Understanding the distribution of each feature helps us identify patterns, outliers, and prepare for modeling.

### 7.1 Distribution Plots for All Features

In [None]:
# Plot distributions for all numeric features
numeric_features = df.select_dtypes(include=[np.number]).columns.drop('quality')

fig, axes = plt.subplots(4, 3, figsize=(18, 16))
axes = axes.ravel()

for idx, col in enumerate(numeric_features):
    # Histogram with KDE
    sns.histplot(df[col], kde=True, ax=axes[idx], color='skyblue', edgecolor='black')
    axes[idx].set_title(f'Distribution of {col}', fontsize=12, fontweight='bold')
    axes[idx].set_xlabel(col, fontsize=10)
    axes[idx].set_ylabel('Frequency', fontsize=10)
    axes[idx].grid(axis='y', alpha=0.3)
    
    # Add mean and median lines
    mean_val = df[col].mean()
    median_val = df[col].median()
    axes[idx].axvline(mean_val, color='red', linestyle='--', linewidth=2, label=f'Mean: {mean_val:.2f}')
    axes[idx].axvline(median_val, color='green', linestyle='--', linewidth=2, label=f'Median: {median_val:.2f}')
    axes[idx].legend(fontsize=8)

plt.tight_layout()
plt.show()

print("=" * 70)
print("DISTRIBUTION INSIGHTS:")
print("=" * 70)
for col in numeric_features:
    skew_val = df[col].skew()
    if abs(skew_val) < 0.5:
        dist_type = "approximately symmetric"
    elif skew_val > 0:
        dist_type = "right-skewed (positive skew)"
    else:
        dist_type = "left-skewed (negative skew)"
    print(f"• {col:25s}: {dist_type} (skewness: {skew_val:6.2f})")
print("=" * 70)

## 8. Outlier Detection

Outliers can significantly impact statistical analyses and machine learning models.
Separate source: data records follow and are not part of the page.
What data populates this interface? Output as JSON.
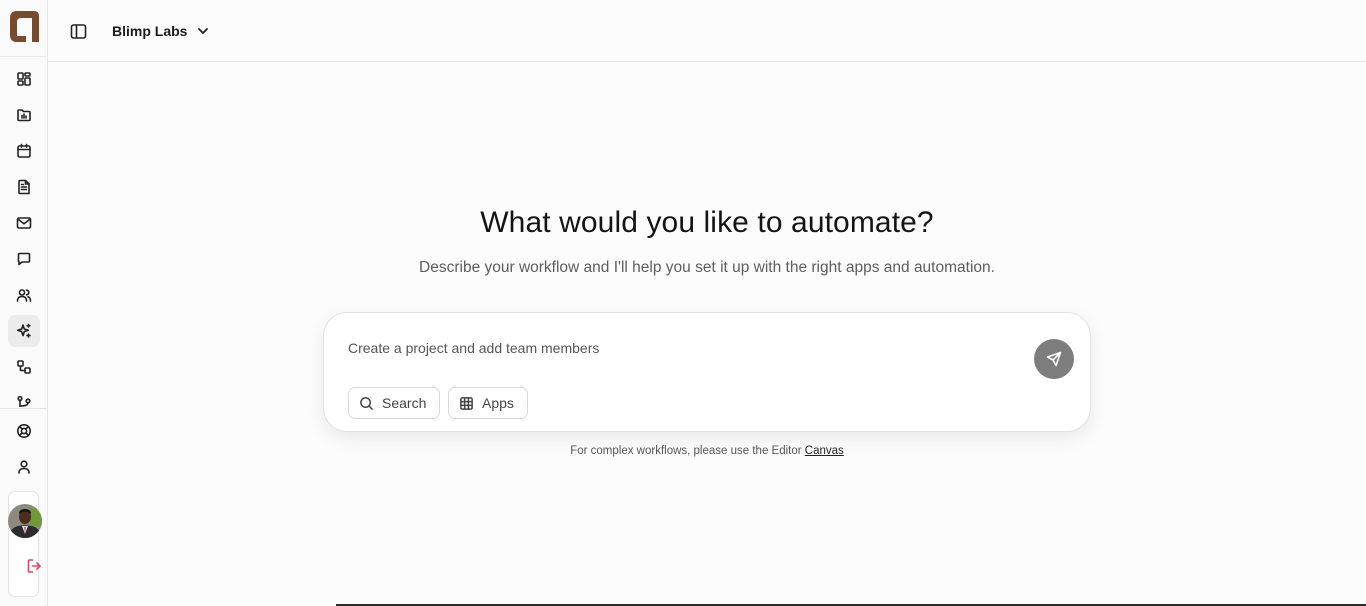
{
  "header": {
    "workspace_name": "Blimp Labs"
  },
  "sidebar": {
    "items": [
      {
        "icon": "dashboard-icon"
      },
      {
        "icon": "folder-chart-icon"
      },
      {
        "icon": "calendar-icon"
      },
      {
        "icon": "document-icon"
      },
      {
        "icon": "mail-icon"
      },
      {
        "icon": "chat-icon"
      },
      {
        "icon": "users-icon"
      },
      {
        "icon": "sparkles-icon",
        "active": true
      },
      {
        "icon": "workflow-icon"
      },
      {
        "icon": "git-branch-icon"
      },
      {
        "icon": "help-lifebuoy-icon"
      },
      {
        "icon": "user-icon"
      }
    ],
    "logout_icon": "logout-icon"
  },
  "main": {
    "title": "What would you like to automate?",
    "subtitle": "Describe your workflow and I'll help you set it up with the right apps and automation.",
    "prompt": {
      "placeholder": "Create a project and add team members",
      "value": ""
    },
    "chips": {
      "search_label": "Search",
      "apps_label": "Apps"
    },
    "footnote_text": "For complex workflows, please use the Editor ",
    "footnote_link": "Canvas"
  },
  "colors": {
    "brand": "#7a4a2e",
    "send_button": "#7d7d7d",
    "logout": "#e0455a",
    "active_nav_bg": "#ececec"
  }
}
Let's identify them using box plots.

In [None]:
# Box plots for outlier detection
fig, axes = plt.subplots(4, 3, figsize=(18, 16))
axes = axes.ravel()

for idx, col in enumerate(numeric_features):
    sns.boxplot(y=df[col], ax=axes[idx], color='lightcoral')
    axes[idx].set_title(f'Box Plot: {col}', fontsize=12, fontweight='bold')
    axes[idx].set_ylabel(col, fontsize=10)
    axes[idx].grid(axis='y', alpha=0.3)

plt.tight_layout()
plt.show()

# Calculate outliers using IQR method
print("=" * 70)
print("OUTLIER ANALYSIS (Using IQR Method)")
print("=" * 70)
print("\nNumber and percentage of outliers per feature:")
print("-" * 70)

for col in numeric_features:
    Q1 = df[col].quantile(0.25)
    Q3 = df[col].quantile(0.75)
    IQR = Q3 - Q1
    lower_bound = Q1 - 1.5 * IQR
    upper_bound = Q3 + 1.5 * IQR
    
    outliers = df[(df[col] < lower_bound) | (df[col] > upper_bound)]
    n_outliers = len(outliers)
    pct_outliers = (n_outliers / len(df)) * 100
    
    print(f"{col:25s}: {n_outliers:4d} outliers ({pct_outliers:5.2f}%)")

print("=" * 70)
print("\nNote: Outliers aren't necessarily errors - they may represent")
print("legitimate extreme values that should be investigated.")
print("=" * 70)

## 9. Summary and Key Findings

### EDA Summary

In this comprehensive Exploratory Data Analysis of the Red Wine Quality dataset, we've discovered:

**Dataset Characteristics:**
- 1,599 wine samples with 11 physicochemical features + 1 quality rating
- All numeric features, no missing values
- Quality scores range from 3 to 8, with most wines rated 5 or 6

**Key Findings:**

1. **Quality Distribution**
   - Most wines receive medium ratings (5-6)
   - Very few excellent (8) or poor (3) quality wines
   - This suggests quality prediction will be challenging due to class imbalance

2. **Feature Correlations with Quality**
   - Strongest positive correlations: Features that improve quality
   - Strongest negative correlations: Features that decrease quality
   - Some features show little correlation with quality

3. **Distribution Patterns**
   - Several features show right-skewed distributions
   - Some features are approximately normal
   - Skewed features may benefit from transformation

4. **Out liers**
   - Multiple features contain outliers
   - Outliers may represent premium or faulty wines
   - Need careful handling in modeling phase

**Next Steps:**

1. **Feature Engineering**: Create new features from existing ones
2. **Feature Selection**: Choose most important features
3. **Data Preprocessing**: Handle outliers and scale features
4. **Model Building**: Train machine learning models for quality prediction
5. **Model Evaluation**: Assess performance and iterate

### What We Learned About EDA:

- **Data understanding is crucial** before modeling
- **Visualization reveals patterns** that statistics alone might miss
- **Correlation doesn't imply causation** - always investigate relationships
- **Outliers require investigation** - they're not always errors
- **Domain knowledge matters** - understanding wine chemistry helps interpretation

This EDA provides a solid foundation for building predictive models and generating actionable insights about wine quality!